Is statistics needed for learning? Well, it depends. A definite answer will be postponed for the time being. Here a first step will be made based on the traditional representation used for pattern recognition: the feature space.
Objects belonging to different pattern classes differ. Otherwise it would not be possible to distinguish these classes. May be the differences can be described by a small set of specific properties. If they are small for objects in the same class and significant for objects in different classes they are useful as features. Objects can be represented by points (vectors) in a feature space. An example for a two-class problem is shown in the figure.
The two features perform reasonably well for this problem. Classes are compact and there is a somewhat empty space between them. There is however an area for which the two classes overlap. Any classifier constructed by a simple smooth decision boundary, e.g. linear or quadratic, will make errors. This holds for this given training set and it is to be expected that the classification error for new objects to be classified by this function will at least as large.

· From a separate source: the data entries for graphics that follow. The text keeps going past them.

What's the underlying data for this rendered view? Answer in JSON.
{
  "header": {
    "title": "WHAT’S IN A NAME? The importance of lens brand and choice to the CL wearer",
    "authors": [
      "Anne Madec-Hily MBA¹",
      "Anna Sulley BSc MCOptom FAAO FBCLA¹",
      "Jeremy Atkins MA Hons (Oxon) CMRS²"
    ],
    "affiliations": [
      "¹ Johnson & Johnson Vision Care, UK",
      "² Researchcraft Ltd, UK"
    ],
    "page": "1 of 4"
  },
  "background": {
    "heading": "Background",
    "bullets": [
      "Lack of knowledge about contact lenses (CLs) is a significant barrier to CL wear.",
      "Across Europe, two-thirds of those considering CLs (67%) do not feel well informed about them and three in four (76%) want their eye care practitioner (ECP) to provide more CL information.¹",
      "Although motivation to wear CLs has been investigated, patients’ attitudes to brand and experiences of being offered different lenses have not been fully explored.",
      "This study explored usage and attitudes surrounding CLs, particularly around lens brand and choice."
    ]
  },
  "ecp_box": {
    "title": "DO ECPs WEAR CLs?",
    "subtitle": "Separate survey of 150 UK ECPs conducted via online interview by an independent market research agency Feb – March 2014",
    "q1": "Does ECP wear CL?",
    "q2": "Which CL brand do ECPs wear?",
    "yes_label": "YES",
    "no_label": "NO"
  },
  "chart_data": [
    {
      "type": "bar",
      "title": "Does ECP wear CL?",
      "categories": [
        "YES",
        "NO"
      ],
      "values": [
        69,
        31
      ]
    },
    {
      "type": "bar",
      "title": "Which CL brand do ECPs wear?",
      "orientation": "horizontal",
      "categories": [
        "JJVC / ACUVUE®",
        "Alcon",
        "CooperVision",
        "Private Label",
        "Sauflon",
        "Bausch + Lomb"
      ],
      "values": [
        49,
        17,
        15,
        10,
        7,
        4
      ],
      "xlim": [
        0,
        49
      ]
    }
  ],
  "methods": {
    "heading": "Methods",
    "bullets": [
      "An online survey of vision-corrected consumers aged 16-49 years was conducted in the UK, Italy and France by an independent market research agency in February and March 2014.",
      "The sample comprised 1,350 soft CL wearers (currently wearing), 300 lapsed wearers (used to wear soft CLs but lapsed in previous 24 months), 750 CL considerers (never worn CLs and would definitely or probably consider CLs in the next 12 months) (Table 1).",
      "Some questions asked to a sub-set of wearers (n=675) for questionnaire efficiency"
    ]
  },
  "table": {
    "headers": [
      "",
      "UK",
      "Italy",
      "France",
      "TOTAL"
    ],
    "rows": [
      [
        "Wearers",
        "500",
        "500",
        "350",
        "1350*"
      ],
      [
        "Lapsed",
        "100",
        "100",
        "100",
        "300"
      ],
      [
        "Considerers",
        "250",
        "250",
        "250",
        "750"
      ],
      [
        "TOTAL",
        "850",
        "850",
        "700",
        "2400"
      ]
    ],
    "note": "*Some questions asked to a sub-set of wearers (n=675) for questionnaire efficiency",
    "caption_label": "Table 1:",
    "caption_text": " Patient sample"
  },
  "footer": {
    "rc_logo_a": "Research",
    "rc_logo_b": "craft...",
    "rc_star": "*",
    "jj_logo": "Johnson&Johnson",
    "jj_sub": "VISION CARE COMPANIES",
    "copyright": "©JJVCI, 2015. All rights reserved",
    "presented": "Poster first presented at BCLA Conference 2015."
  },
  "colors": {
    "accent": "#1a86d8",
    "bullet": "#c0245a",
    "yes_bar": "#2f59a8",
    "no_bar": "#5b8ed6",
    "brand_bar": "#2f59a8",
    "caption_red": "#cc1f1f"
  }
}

In order to minimize the error in the area of class overlap it is needed to obtain a good estimate of the probability density function in this area. So it is needed to use a statistical analysis to obtain such estimates. Unless there is some prior knowledge on the distributions, which is not very common, density estimates have to be based on a training set that is representative for the objects to be classified in future. Otherwise a classifier will not be optimal for these objects. The best way to obtain such a representative set, in fact the only way if no additional knowledge is available, is to select a random set of objects (i.i.d) out of the set of objects to be classified in future.
Statistics are needed
Consequently, a statistical analysis is needed if the object representations for different classes overlap. Why in fact do they overlap? Why is it that there are points in the feature space that represent objects from one class as well as from another class? It might be that there are objects that are ambiguous w.r.t. there class membership. For instance, if we want to distinguish the handwritten digits ‘1’ and ‘7’ then sometimes a digit might be encountered that may belong to both classes.
Feature representations reduce
A much more common cause of class overlap is however that the feature representation does not cover a full object description. There might be object differences that are not expressed in features, e.g. they may differ in weight or colour while the features just describe shape and size. For almost any real world object a finite set of features will not describe the entire object. Some object differences are not reflected by feature differences and occasionally this may happen for objects of different classes. The result is that classes overlap in feature space.
In summary, as the feature representation reduces, classes overlap and statistics are needed to handle the overlap region. Proper probability density estimates are needed for this and they demand that classes are sampled in a statistical representative way. This is bad as it demands large sets of objects.
This approach is entirely different from human learning. If we want to teach to a child the difference between goats and sheep, we show it typical examples characterizing the class differences well. In addition we may add a few examples that are close to the class borders. There is no need at all to sample the entire classes of goats and sheep in a statistical way. This will cause many similar examples that are not helpful at all to grasp the class difference.